Domingo Faustino Sarmiento’s nineteenth-century classic Facundo emphasizes the need to penetrate a unique national identity, for “without that it is impossible to understand our political personalities, nor the primitive and American character of the bloody struggle which is tearing apart the Argentine Republic.” For Martin Edwin Andersen, the military officers who ran Argentina during the so-called “Dirty War” from 1976 to 1983 (and who saw themselves as the defenders of Western Christianity against Marxist revolution) perpetuated a savage dictatorship on the basis of a myth of subversion concocted to destroy democracy. What Andersen lacks is a necessary penetration into the political culture that gave rise to the “Dirty War.” Instead, his study is directed at a populist exposé of a conspiracy: how the national security apparatus infiltrated and manipulated leftist guerrilla forces in order to justify a police state. Out of this investigation comes a wealth of primary material. And the narration, although often anecdotal, proves gripping in its revelations of human cruelty.

Dossier Secreto begins, like most studies of Argentine militarism, with the army coup of 1930. Part one then summarizes the events of the thirties and moves quickly to the rise of Juan Perón and the continuing dominance of his movement through the sixties and the early seventies. The chaos engendered by Perón’s death in 1973 set the stage for the terror that followed. Andersen highlights the role of José López Rega, whom he colorfully calls “The Rasputin of the Pampas” (a good indication of the flavor of this book).
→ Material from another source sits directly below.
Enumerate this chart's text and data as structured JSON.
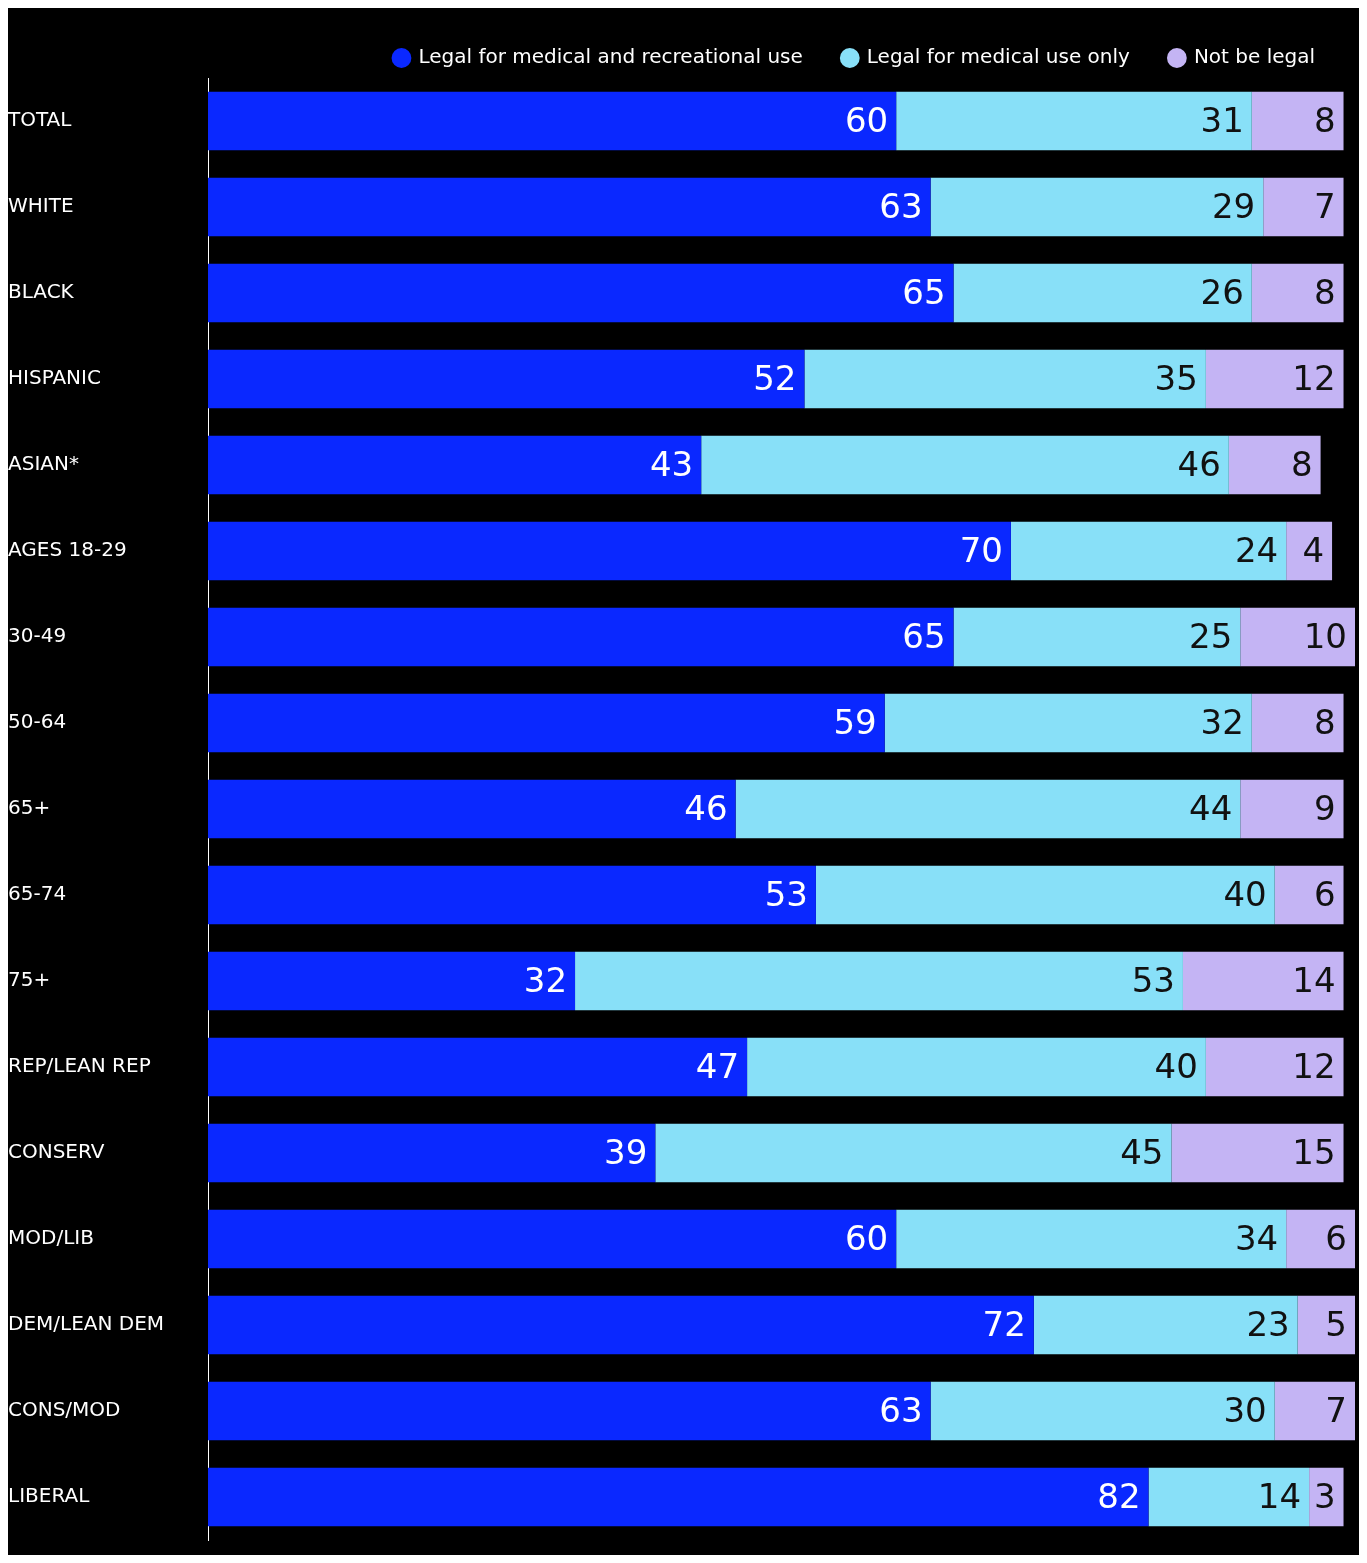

López Rega is credited with making the military responsible for a war against supposed subversives during the government of Isabel Perón, but he was soon pushed aside so that the army could assume complete control and begin the Proceso de la Reorganización Nacional, as the generals called their “Dirty War” plan.

Part 2 of the book focuses on the subjects of repression: the labor unions, the Third World priests, and the advocates of modernist culture. Despotism was carried out through disappearances and torture centers, and the process is graphically described. Part 3 concludes with the public outcry after the Falklands/Malvinas war, which ousted the military and brought hope for a more democratic Argentina with the election of Raúl Alfonsín.

How can this military barbarism be explained? Andersen limits himself to positing an inherent fascism infecting a malevolent officer corps, and the nefarious influence of outside forces from Europe and the United States. Ultranationalist organizations in France and Italy receive particular attention because of connections they had in Argentina. But the Proceso is better understood as the end result of the collapse of Argentine society and institutions during the twentieth century. Andersen’s detailed concern with military matters therefore misses the opportunity to investigate the army’s response to the prolonged economic and political crisis in Argentina.

An amazing array of sources makes Dossier Secreto live up to its title. Andersen has digested great quantities of the recently published materials from Argentina, but the originality of his work lies in its many confidential sources: official reports, both Argentine and U.S., and the testimonies of various participants, several of whom chose to remain unidentified. What these documents show is the way such groups as the Montoneros were used by a partnership of military and civilian conspirators. Judging such sources, of course, remains an open question, but no future historians can ignore Andersen’s book. However basic his aims in denouncing the Argentine military, his diligence in pursuing this goal has given us a valuable resource.